Je remercie également mon fils pour l’intérêt qu’il a porté à mon travail.
Mon frère est parti. Mes parents et tous ceux de leur famille le sont depuis longtemps. Mes cousins germains aussi. Etant beaucoup plus jeune, je me retrouve la dernière et la seule à pouvoir raconter cette histoire. Je dois témoigner. Il m’importe désormais de le faire afin que leur souvenir ne se perde pas et que nos enfants puissent connaître leurs origines et certains faits marquants dans la vie des générations précédentes.
C’est à Karkov que cette histoire a commencé. C’était une ville de trois cent dix mille habitants en 1917. Elle en compte actuellement un million deux cent mille. Elle fut fondée au XVII ème siècle par un Cosaque Zaporogue, dénommé Kharkov.
La cité est très belle. Elle est située au Nord-Est de l’Ukraine, à environ quatre-cent-cinquante kilomètres de Kiev, à la confluence des rivières Ouda, Lopan et Kharhov. Bâtie dans la région des « terres noires », la partie la plus fertile du pays, elle a toujours été prospère. Autrefois, le sol avait permis de cultiver du blé et de la vigne. L’horticulture et l’agriculture y étaient également florissantes. De nos jours, on y produit encore du blé d’excellente qualité, des légumes et des fleurs.
Il devait être agréable d’y vivre. L’on pouvait se promener dans les forêts qui occupent une grande partie de la région, et contempler des milliers d’animaux et d ‘oiseaux. Un lac artificiel y a même été créé. Les parcs apportent eux aussi leur note de fraîcheur.
En son centre, on découvre une immense place de cent mille mètres carrés, qui est la plus vaste d’Europe. Elle est traversée par de nombreux boulevards. Comme dans toutes les villes du pays, un grand nombre d’églises recèle de splendides icônes. On peut y admirer, également, des monuments des XVII ème et XVIII ème siècles Comme beaucoup de villes aussi, et pas seulement Moscou, elle était gouvernée à partir d’une forteresse, un kremlin, dont on peut encore voir les murs fortifiés.
Dès le XVIII ème siècle, la cité a été très active. C’était un centre commercial et industriel. C’était aussi un centre administratif.
Elle a été célèbre pour sa vie culturelle et ses idées progressistes. En 1915, elle avait déjà son université, qui était la troisième créée dans le pays, au début du siècle. Et son théâtre était déjà célèbre.
Actuellement, une grande université polytechnique, très cotée, ainsi que d’autres écoles, d’instituts et de centres de recherches, essentiellement dans le domaine scientifique attirent de nombreux étrangers.
Des écrivains, des philosophes, des historiens, des artistes et des acteurs célèbres y ont vu le jour.
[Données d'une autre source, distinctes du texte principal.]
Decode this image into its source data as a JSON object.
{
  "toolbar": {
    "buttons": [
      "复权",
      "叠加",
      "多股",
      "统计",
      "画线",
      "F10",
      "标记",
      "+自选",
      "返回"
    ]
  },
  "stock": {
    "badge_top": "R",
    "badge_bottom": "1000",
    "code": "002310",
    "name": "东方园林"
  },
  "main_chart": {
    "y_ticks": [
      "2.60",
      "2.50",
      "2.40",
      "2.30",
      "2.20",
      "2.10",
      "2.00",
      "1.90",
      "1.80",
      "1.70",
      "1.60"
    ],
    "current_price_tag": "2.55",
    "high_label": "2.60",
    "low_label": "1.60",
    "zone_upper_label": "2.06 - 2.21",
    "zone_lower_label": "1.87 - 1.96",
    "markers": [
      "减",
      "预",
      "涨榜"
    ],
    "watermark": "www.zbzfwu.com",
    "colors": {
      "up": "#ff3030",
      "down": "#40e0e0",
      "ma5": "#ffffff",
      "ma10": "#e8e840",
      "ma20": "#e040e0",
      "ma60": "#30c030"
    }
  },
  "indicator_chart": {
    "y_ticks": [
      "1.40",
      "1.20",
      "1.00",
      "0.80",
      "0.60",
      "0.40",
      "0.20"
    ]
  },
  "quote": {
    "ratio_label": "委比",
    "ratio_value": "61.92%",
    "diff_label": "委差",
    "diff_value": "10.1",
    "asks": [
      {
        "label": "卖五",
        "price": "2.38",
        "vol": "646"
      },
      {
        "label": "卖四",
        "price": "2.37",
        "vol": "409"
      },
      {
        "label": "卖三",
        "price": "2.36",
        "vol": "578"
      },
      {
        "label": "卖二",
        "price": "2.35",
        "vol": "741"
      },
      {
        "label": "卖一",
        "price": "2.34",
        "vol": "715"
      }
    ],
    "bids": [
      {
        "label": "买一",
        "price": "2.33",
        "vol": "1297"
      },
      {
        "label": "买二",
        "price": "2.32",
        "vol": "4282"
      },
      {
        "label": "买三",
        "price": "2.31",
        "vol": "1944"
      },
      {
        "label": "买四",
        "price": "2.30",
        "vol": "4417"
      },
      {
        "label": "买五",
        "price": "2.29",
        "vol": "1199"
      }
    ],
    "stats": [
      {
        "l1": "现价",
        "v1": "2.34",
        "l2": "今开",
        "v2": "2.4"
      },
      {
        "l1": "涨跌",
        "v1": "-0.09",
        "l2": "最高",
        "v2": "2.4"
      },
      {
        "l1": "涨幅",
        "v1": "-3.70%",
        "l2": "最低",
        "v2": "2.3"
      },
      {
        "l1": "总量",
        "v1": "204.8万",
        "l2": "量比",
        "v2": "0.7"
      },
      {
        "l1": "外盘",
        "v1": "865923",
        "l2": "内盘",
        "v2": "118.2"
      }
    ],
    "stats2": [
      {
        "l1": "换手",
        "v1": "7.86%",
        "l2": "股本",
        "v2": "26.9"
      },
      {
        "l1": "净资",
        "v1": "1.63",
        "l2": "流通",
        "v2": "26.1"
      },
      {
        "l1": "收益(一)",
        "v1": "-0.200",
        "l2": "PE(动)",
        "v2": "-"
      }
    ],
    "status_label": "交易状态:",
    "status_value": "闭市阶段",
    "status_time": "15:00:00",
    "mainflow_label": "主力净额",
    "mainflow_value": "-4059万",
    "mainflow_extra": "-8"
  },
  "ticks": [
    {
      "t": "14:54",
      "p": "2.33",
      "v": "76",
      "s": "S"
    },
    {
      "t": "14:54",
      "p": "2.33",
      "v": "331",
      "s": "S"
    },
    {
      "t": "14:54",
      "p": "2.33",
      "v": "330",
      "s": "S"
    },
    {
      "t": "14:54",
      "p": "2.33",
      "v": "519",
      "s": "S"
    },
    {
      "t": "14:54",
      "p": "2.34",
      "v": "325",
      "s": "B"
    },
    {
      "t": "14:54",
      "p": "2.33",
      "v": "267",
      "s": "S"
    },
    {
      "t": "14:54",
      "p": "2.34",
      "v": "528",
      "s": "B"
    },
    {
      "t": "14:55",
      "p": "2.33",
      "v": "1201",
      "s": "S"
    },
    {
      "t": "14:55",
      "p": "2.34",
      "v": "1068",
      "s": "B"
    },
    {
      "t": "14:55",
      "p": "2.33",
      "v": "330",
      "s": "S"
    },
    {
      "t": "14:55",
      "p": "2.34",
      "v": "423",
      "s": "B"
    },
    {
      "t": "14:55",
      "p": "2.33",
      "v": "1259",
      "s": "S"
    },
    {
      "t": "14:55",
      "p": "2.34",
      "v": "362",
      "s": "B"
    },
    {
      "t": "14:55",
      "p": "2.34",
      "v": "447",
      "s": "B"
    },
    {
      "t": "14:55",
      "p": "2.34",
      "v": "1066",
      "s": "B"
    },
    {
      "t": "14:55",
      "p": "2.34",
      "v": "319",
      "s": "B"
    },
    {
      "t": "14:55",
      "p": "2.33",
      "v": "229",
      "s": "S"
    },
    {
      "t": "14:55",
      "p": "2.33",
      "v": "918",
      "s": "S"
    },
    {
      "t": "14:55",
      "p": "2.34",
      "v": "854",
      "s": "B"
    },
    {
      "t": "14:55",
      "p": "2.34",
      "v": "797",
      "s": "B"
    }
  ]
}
Aujourd’hui encore, elle reste un important centre culturel.
Etant près de la frontière de la Russie, elle a toujours été plus russe qu’ukrainienne, et elle l’est encore. Sa langue est le russe et non l’ukrainien. Le mode de vie des habitants est très proche de celui de la grande voisine, avec laquelle les échanges sont nombreux. Il en est de même de ses options politiques. Ainsi, lors des dernières élections présidentielles, le vote a été différent de celui d’une grande partie de l’Ukraine. C’est le candidat pro-russe qui l’a emporté.
La Seconde Guerre mondiale en fit l’enjeu de cinq batailles sanglantes. Elle fut reprise quatre fois, car c’était un important centre ferroviaire et administratif. L’occupant y commit de nombreuses exactions. Un grand nombre de Juifs y furent exterminés. La sœur aînée de ma mère, son mari et son plus jeune fils firent partie des victimes. Ils n’avaient pu fuir en Sibérie, comme on le leur avait proposé, car mon oncle était malade.
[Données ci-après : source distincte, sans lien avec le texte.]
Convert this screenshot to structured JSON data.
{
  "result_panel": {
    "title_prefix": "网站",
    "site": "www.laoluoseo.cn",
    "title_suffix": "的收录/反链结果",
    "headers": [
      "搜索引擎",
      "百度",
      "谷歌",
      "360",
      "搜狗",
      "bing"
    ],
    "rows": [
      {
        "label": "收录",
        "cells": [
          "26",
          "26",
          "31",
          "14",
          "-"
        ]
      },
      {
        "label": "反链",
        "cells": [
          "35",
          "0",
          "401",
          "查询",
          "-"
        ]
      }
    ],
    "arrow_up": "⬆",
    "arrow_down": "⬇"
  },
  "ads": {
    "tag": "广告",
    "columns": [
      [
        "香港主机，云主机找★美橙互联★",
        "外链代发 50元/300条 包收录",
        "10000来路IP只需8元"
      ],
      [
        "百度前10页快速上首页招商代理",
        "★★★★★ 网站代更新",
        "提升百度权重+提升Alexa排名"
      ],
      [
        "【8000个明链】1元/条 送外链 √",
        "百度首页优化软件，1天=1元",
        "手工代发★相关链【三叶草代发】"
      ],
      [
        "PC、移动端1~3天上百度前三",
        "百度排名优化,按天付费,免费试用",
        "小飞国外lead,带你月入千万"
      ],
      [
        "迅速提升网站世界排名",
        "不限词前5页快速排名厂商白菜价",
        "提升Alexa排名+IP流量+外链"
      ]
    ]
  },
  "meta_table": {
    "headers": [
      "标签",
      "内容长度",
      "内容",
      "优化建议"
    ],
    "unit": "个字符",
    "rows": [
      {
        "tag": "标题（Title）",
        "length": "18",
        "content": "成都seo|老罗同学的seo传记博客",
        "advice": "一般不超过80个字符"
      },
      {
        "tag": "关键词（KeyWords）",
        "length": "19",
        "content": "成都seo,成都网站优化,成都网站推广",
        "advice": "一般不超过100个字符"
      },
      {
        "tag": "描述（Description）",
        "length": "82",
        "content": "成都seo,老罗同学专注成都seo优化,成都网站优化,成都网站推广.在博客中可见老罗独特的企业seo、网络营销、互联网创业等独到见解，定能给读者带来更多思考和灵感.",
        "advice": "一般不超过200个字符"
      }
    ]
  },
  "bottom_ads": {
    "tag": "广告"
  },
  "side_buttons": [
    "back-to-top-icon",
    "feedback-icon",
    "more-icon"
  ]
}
Kharkov ne fut définitivement libérée qu’en août 1943. Ayant été reconstruite, c’est maintenant une ville très prospère.
La famille Lipovsky
C’est là que vivaient mes grand-parents dans les premières années du vingtième siècle. La famille de mon père était connue dans la ville. C’était des habitants très riches et très respectés. Ils étaient originaires de Bielo-Russie. Mon grand-père, Salomon Lipovsky était né à Bobriousk et ma grand’mère, Véra Ossipova Klechtuk à Sloutsk. Ils avaient accédé à la richesse et à l’influence à partir des années 1860. Ayant commencé par la vente de bonneterie sur les marchés, ils firent ensuite fortune dans le textile. Au début, ils ne purent travailler à Kharkov, car ce n’était pas possible pour des Juifs.
La situation de ces derniers était précaire dans la Russie des tsars. L’antisémitisme était latent, aussi bien dans le peuple que dans l’entourage de la Cour. Dans chaque période difficile pour le pays, tous les malheurs leur étaient imputés, souvent par le Tsar lui-même.
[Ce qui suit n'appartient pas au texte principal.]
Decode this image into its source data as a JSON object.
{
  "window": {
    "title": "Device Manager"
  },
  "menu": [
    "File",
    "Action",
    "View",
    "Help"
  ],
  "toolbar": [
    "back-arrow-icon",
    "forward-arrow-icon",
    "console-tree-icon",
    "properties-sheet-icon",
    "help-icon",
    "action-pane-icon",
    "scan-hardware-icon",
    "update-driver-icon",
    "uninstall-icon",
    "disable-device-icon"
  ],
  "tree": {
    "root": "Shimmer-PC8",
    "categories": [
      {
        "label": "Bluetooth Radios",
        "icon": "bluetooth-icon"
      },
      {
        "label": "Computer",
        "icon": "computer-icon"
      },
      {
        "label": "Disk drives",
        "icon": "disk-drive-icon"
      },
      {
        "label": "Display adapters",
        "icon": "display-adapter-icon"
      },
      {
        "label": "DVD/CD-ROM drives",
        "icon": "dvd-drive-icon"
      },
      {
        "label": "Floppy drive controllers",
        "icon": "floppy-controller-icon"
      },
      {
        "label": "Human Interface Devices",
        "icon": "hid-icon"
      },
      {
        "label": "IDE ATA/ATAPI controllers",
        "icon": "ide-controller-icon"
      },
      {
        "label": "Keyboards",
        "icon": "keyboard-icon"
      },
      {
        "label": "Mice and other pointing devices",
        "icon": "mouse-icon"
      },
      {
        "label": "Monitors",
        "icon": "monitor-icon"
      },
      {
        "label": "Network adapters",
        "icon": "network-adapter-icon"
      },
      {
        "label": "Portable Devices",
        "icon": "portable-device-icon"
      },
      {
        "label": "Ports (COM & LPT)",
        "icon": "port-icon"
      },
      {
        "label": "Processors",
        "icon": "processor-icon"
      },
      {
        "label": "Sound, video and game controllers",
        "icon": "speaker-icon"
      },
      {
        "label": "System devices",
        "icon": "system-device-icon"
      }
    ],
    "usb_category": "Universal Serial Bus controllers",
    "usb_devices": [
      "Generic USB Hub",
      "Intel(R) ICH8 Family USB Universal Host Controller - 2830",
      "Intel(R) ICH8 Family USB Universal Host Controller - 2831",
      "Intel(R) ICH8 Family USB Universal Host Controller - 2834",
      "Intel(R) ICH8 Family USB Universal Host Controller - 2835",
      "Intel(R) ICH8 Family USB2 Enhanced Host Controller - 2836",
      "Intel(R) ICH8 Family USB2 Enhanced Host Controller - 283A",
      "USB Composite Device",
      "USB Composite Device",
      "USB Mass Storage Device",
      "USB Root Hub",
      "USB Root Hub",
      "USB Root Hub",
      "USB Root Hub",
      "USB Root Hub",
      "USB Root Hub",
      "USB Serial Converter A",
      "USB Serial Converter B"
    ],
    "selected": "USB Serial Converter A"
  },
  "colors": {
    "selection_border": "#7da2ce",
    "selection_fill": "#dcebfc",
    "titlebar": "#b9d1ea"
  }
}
C’étaient les habitants des campagnes qui en souffraient le plus. Ils vivaient dans des « Shtetls », des villages qui étaient des ghettos. Ils étaient toujours à la merci de « pogromes », invasions de hordes de soldats qui détruisaient tout sur leur passage et massacraient tous les habitants. Le Tsar Nicolas I fut certainement l’instigateur de quelques-uns d’entre eux. Il voulait ainsi détourner l’attention du peuple des idées révolutionnaires qui commençaient déjà à se répandre sous son règne. Assez souvent aussi, des recruteurs venaient enrôler de force des jeunes gens dans l’armée impériale. Ce fut le cas lors de la guerre Russo – Japonaise de 1904 et lors de la Première Guerre mondiale. De nombreux soldats avaient été envoyés sur le front. Beaucoup n’en étaient pas revenus.
Dans les cités, la situation était moins critique, malgré l’antisémitisme omniprésent. Cependant beaucoup d’activités étaient interdites aux Juifs, notamment dans le commerce et l’éducation. Mes grands-parents durent payer de lourds impôts supplémentaires pour créer, à Kharhov, un magasin de gros qui s’agrandit au fil des années, jusqu’à compter quatre étages. Mon père et son frère ne purent faire leurs études dans la ville qu’après plusieurs années, grâce aux relations et à la fortune de leurs parents.
La synagogue ne fut bâtie qu’en 1913, pour être d’ailleurs confisquée peu d’années plus tard par les Bolcheviks au profit de la Commission des Sports. Elle ne devait être restituée à la communauté qu’en… 1990.
En 1915, les Lipovsky étaient bien installés dans la cité. Peu à peu, ils avaient étendu leurs activités. Leur quartier général se trouvait dans une grande maison de Sumskaya Ulitsa, une longue avenue qui traverse une partie de la ville. Je suppose que c’était le site du magasin. On pouvait y trouver tout ce qui concernait le textile, d’une bobine de fil à des mouchoirs, ou des sous-vêtements, dont une partie était fabriquée sur place, ou encore des dentelles et sans doute des tissus de toutes sortes. Lorsque ma mère s’est mariée, ma grand-mère l’avait autorisée à choisir ce qu’elle voulait. Pour elle, cela ressemblait à la caverne d’Ali Baba.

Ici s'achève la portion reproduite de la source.